Una donna che è sorella, amica, zia e non madre, quindi per forza di difficile collocazione nella società, ma perfetta per fare l'ispettore in incognito negli alberghi di lusso.
La storia è quella di una scelta di vita e delle sue tante alternative, la metafora attraverso cui viene narrata è quella del viaggio, dell'esperienza irripetibile non sempre all'altezza di una serie sconfinata di standard qualitativi.
Il film riesce a viaggiare in equilibrio tra i generi, portando in sé elementi della commedia ed elementi drammatici. I sorrisi nascono soprattutto dalle rigide ispezioni cui la Buy sottopone i bellissimi alberghi in cui soggiorna, armata di guanti, termometro e cronometro per compilare un lunghissimo questionario con i requisiti imprescindibili di un 5 stelle. Il tono prevalente, però, ci sembra soprattutto quello malinconico.
Se per fortuna gli sceneggiatori non cadono nella trappola di propinare regole fisse e frasi fatte (tranne forse un paio di sopportabili eccezioni), anche in questa prova si ripropone, con esito più soddisfacente, l'insidia del cinema della Tognazzi: ricercare modi di sentire e di essere reali, in cui molti potrebbero riconoscersi, camminando sul filo sottile della semplificazione, inciampando in una serie di figure che sono media statistica della moltitudine.
La sorella sposata, casalinga e con figli, la cui vita è come uno specchio rovesciato rispetto a quella della protagonista, non offre forse un riflesso convenzionale che si sostanzia nella solita coniugata con marito noioso e distante, ogni passione spenta, nessun tempo per se stessa ed una quotidianità fatta di seccature? Difficile evitare il deja vu sentendo la tirata "mi preoccupo per te, chi si prenderà cura di te quando sarai vecchia?" o assistendo allo scontro pretestuoso sull'opportunità o meno di un abito da sera sensuale addosso ad una madre di famiglia. E il personaggio di Gian Marco Tognazzi - a cui la regista continua perfidamente ad assegnare ruoli da partner deprimente - non brilla per approfondimento né tantomeno risulta inconsueto nella moderna tradizione che vuole gli uomini abulici e quasi afasici all'interno della coppia.

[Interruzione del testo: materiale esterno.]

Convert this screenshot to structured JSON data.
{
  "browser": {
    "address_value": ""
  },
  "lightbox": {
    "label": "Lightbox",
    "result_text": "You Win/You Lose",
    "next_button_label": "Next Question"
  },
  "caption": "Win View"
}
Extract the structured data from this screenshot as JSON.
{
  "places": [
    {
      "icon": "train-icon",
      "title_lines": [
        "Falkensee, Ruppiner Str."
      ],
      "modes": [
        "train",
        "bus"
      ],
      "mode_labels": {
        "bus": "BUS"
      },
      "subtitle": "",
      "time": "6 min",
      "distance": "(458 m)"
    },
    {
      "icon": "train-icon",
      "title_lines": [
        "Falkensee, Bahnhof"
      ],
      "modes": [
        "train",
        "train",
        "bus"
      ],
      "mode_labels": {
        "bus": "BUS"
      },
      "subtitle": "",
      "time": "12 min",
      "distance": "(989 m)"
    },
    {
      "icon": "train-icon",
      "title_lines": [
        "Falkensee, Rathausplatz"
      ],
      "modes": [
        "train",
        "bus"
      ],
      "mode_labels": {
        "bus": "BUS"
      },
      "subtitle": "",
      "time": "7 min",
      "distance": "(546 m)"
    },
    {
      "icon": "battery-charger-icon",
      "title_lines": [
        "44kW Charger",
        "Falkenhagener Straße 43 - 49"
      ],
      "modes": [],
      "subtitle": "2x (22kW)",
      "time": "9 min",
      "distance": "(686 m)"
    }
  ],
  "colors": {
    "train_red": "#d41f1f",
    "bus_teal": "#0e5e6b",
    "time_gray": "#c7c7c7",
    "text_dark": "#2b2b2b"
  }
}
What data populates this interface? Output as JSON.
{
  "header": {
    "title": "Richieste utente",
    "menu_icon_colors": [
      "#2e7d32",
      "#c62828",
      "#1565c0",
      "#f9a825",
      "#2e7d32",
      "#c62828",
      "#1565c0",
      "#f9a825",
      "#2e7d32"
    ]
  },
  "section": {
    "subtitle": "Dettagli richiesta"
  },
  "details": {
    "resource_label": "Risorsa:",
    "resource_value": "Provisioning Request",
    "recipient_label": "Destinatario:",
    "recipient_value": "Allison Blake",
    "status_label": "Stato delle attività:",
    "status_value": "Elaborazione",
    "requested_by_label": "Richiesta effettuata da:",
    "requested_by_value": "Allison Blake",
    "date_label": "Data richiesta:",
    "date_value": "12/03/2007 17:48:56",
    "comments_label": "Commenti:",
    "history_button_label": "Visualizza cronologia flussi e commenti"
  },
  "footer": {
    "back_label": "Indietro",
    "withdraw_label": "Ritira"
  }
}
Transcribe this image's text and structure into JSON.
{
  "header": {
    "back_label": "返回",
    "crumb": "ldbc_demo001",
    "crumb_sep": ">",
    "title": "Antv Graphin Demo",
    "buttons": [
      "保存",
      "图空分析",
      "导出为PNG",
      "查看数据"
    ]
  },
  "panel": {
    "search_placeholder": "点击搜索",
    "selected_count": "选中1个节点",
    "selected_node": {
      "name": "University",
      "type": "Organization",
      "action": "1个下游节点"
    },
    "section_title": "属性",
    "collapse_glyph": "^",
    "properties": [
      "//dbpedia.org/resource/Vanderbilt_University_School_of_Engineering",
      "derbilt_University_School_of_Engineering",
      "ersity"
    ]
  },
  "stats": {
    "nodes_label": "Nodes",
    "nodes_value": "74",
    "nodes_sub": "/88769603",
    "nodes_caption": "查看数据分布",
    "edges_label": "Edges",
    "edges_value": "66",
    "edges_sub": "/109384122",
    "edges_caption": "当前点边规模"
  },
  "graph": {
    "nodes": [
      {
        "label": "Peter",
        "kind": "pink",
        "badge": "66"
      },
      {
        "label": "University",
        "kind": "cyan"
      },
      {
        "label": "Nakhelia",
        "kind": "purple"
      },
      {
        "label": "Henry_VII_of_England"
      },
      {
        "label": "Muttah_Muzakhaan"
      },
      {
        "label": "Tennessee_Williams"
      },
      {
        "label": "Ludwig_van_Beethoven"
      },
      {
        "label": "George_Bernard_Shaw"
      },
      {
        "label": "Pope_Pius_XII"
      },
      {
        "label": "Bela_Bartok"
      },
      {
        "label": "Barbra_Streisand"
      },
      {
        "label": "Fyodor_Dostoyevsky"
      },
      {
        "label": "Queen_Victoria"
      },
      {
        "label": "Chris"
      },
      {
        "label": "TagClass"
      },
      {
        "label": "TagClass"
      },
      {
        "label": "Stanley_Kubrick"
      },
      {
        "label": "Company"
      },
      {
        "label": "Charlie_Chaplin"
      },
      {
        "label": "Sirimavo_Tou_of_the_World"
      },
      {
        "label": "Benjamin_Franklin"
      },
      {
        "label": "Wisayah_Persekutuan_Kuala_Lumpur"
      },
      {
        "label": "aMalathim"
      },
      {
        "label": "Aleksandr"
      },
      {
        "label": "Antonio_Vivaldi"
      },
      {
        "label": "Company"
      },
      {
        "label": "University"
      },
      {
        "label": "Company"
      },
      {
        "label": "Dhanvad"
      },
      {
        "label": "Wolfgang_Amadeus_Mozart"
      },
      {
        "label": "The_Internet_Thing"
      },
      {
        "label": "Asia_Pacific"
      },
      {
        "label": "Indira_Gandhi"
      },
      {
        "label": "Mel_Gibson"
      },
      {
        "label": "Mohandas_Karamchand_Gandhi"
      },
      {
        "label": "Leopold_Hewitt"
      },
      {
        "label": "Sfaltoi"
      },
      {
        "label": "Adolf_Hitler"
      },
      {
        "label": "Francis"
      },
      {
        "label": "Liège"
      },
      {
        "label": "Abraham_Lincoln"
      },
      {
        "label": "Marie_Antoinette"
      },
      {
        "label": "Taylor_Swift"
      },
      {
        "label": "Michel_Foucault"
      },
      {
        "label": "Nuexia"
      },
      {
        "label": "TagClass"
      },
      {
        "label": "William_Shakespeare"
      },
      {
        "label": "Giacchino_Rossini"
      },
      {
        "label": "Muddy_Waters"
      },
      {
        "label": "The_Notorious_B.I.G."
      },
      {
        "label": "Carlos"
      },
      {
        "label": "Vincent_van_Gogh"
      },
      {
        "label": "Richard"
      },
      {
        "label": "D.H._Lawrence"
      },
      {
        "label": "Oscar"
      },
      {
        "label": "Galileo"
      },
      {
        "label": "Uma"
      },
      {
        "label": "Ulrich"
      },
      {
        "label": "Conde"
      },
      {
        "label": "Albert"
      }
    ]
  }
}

Meglio allora i personaggi di Buy e Accorsi, con qualche contraddizione in più rispetto alla media.
Quella dell'incontro con l'antropologa interpretata da Lesley Manville, nonostante la straordinaria bravura dell'attrice, rischia invece di risultare una parentesi scollata dal resto della pellicola, troppo scopertamente collocata a storia inoltrata per innescare la crisi interiore della protagonista.
Se, come dichiarato da tutto il cast, il film risponde all'esigenza di raccontare una scelta di vita al di fuori dagli stereotipi, sottolineandone non solo l'esistenza ma anche la legittimità rispetto ad aspettative sociali imbalsamate e soffocanti, il tentativo non sembra in ultima analisi del tutto riuscito.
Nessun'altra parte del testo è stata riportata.